The $7$th floor of a building is $23$m above street level and $13$th floor is $41$m above street level. What is the height (above street level) of the first floor and what is the height of one floor?
My working out is this:
$t_7=23$
$t_{13}=41$
$t_n=t_1 + (n-1) d$
$23= t_1 + 6d (1)$
$41 = t_1 + 12d (2)$
$18= 6d$
$d=3$
Sub $3$ into equation $2$
$41=t_1 + 12(3)$
$41= t_1 + 36$
$5 = t_1$
Can someone verify if I am doing it correct?

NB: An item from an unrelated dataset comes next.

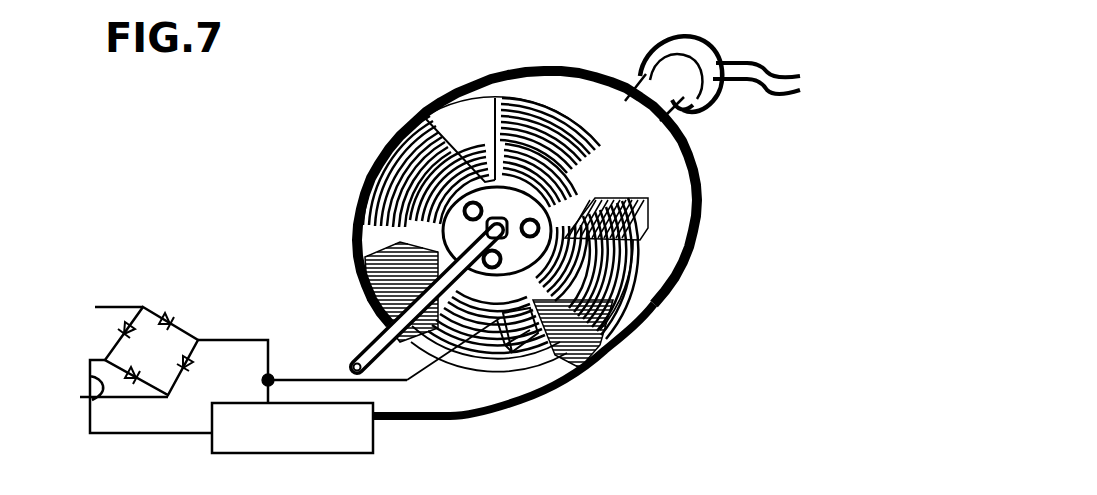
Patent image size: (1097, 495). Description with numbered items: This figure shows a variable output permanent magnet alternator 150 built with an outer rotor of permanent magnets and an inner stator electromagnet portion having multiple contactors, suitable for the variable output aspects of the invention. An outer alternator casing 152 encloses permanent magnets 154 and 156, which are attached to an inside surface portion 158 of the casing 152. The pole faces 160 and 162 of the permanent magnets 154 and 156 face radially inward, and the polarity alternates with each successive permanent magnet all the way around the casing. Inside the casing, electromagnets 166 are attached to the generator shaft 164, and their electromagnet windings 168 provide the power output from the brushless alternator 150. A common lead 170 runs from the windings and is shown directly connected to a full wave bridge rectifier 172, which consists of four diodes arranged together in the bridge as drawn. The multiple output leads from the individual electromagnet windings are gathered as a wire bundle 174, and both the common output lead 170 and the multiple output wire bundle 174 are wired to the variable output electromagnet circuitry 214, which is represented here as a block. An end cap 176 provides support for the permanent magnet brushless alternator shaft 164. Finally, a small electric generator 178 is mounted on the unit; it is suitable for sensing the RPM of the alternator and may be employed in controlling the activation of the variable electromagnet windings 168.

Yes you are correct. The first floor's hight above street level is (in meters): $$a_1=5 $$
Also, with $d$ indicating d is the difference between terms of the arithmetic progression, $$d=3$$
You should be able to verify the answer using the equation for the height of any floor from street level in meters to be:
$$a_n=5+(n-1)(3) \tag1$$
You already know that $a_7=23$, so:
Using (1), with $n=7$
$$a_7= 5+ (7-1)(3)=5+18=23$$
Same goes for the $13th$ floor, its height above the street in meters is $41$ using (1) again:
$$a_{13}=5+(13-1)3=5+36=41$$
Note that this site has a consice summary of Arithmatic Progression Formulae.